Devo recarmi in una delle concerie più grandi e d’eccellenza della Lombardia, una delle poche sopravvissute alla crisi; circa 150 dipendenti dai 20 ai 65 anni: è a loro che questa mattina dovrò prelevare il sangue. Mi faccio coraggio e parto, ricordandomi che nulla è per caso, e proprio oggi ci devo credere.

 

L’ingresso mi appare più quello di un lussuoso hotel che di una fabbrica. Mi viene aperta l’infermeria, dove sistemo il tutto per cominciare a lavorare. Il primo è così giovane che mi fa tenerezza. Al mio buon giorno la sua risposta secca è: «Sono qui a lavorare e non può essere un buon giorno». Io di rimando: «Pensa a quanti giovani disoccupati si alzeranno questa stessa mattina dicendosi che senza un lavoro non è un buon giorno!». Lui mi guarda negli occhi mentre gli stringo il laccio emostatico attorno al braccio magrissimo: «Certo – replica –, ma avere un lavoro non significa sempre aver risolto tutto». In silenzio penso: «Quante frasi fatte rovesciamo addosso ai giovani senza ascoltarli sino in fondo, frasi che servono a farci sentire saggi, adulti!». Luca è lì, in quella conceria, ma non si sente al posto giusto; è giovane, ma pare già vecchio.

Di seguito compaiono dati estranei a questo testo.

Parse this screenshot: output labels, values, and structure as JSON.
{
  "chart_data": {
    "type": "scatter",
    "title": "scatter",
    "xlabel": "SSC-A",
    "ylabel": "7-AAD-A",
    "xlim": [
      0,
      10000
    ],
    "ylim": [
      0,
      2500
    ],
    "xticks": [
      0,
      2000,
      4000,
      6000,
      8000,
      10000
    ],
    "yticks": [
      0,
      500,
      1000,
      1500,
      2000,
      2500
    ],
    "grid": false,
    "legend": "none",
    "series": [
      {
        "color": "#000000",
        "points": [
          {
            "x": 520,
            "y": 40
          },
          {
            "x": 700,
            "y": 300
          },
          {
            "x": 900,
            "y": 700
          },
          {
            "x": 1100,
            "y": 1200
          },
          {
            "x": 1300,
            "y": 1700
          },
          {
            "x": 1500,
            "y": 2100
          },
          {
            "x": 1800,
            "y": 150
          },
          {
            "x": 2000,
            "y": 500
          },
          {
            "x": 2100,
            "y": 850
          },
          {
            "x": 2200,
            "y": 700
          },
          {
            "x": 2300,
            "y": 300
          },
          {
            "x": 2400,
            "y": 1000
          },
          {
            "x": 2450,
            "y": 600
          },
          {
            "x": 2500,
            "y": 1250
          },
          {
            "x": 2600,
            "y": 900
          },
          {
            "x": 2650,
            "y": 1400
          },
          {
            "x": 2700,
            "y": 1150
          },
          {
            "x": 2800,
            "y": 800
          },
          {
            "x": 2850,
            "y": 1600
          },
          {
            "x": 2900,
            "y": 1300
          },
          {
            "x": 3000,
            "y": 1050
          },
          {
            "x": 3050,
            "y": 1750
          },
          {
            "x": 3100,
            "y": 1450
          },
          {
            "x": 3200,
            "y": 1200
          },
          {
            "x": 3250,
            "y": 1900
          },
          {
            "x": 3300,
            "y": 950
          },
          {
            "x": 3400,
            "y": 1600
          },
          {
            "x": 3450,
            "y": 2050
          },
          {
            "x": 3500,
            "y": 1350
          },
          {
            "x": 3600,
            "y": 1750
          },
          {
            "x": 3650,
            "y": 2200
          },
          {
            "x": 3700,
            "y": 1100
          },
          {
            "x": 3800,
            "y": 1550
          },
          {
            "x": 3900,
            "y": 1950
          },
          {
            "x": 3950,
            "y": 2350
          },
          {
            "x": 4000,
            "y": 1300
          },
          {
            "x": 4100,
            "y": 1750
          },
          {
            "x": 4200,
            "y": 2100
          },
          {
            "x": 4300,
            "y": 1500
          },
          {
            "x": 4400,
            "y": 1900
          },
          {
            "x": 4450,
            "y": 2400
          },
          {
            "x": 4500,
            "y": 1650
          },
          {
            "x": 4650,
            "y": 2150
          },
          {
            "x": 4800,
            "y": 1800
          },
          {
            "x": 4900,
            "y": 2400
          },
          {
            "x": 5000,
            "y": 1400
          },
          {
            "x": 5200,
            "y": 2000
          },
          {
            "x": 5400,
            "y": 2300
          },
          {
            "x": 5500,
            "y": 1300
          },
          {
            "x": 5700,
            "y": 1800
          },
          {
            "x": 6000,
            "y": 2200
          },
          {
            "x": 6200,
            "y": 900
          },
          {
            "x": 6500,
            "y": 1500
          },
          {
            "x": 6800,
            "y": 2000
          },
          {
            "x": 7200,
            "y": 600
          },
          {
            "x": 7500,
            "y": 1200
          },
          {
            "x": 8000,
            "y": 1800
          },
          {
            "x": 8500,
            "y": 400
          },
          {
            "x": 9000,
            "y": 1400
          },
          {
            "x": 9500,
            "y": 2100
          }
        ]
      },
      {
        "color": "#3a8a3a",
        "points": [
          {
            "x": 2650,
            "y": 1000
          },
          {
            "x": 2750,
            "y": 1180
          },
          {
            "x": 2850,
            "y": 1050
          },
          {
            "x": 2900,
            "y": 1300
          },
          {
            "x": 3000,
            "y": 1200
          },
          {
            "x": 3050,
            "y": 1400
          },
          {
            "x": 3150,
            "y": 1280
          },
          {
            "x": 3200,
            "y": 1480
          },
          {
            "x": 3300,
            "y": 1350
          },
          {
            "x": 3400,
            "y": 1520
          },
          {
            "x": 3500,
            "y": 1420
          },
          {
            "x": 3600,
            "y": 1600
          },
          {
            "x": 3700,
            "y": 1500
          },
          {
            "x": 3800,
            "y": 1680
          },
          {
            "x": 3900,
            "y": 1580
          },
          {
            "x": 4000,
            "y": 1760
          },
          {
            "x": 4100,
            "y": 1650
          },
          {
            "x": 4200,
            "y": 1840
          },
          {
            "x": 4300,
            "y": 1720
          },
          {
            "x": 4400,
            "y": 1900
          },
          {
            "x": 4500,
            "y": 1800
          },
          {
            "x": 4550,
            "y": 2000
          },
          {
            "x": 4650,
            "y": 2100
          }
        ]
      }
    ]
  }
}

«Abbiamo finito». Accenno un sorriso e faccio in modo che i miei gesti siano più amorevoli possibile. Mi dà la mano: «Grazie, signora, grazie tante».

 

Con occhi nuovi continuo il mio compito; ci sono famiglie intere, fratelli, cugini, padri e figli come Giovanni e Salvatore. Mi chiedono il permesso di entrare assieme. «Comincia mio figlio, signora». «Va bene, come preferite». Salvatore guarda il giovane con affetto, gli mette una mano sulla spalla: «Che braccia grosse ti sei fatto, Giovanni!». Il ragazzo gira la testa per non vedere l’ago che sta per bucare il suo braccio, mentre  il padre continua: «Dai, Giovanni, pensa a qualcosa di bello!… Sa, signora, quest’anno Giovanni si sposa…». Ride, e rivolto al figlio: «Poi dovrai lavorare ancora di più!». Ride anche Giovanni. E risponde: «È vero, però avrai anche tante soddisfazioni». Leggo negli occhi di Salvatore l’orgoglio di un padre che vede il proprio figlio diventare uomo, farsi una sua famiglia. Lui ne ha fatti di sacrifici, ma ne è valsa la pena: Giovanni è la sua soddisfazione più grande. «Dai, pa’, ti aspetto che poi facciamo colazione assieme». Escono contenti.

 

Nel mio ambulatorio è rimasto il profumo di sapone dei loro grembiuli freschi di stiro, penso a questa famiglia e avverto anche profumo di sacro. E poi Calogero, Stefano, Antimo, Carlo… e tanti altri; dietro ognuno di loro una storia di gioie, dolori, sacrificio, fatica e tanta dignità. Esco, le porte automatiche si aprono sull’immenso parcheggio. Ormai è chiaro. Sale dal mio cuore un grazie. Grazie perché m’è stato dato di passare accanto a questo angolo di umanità.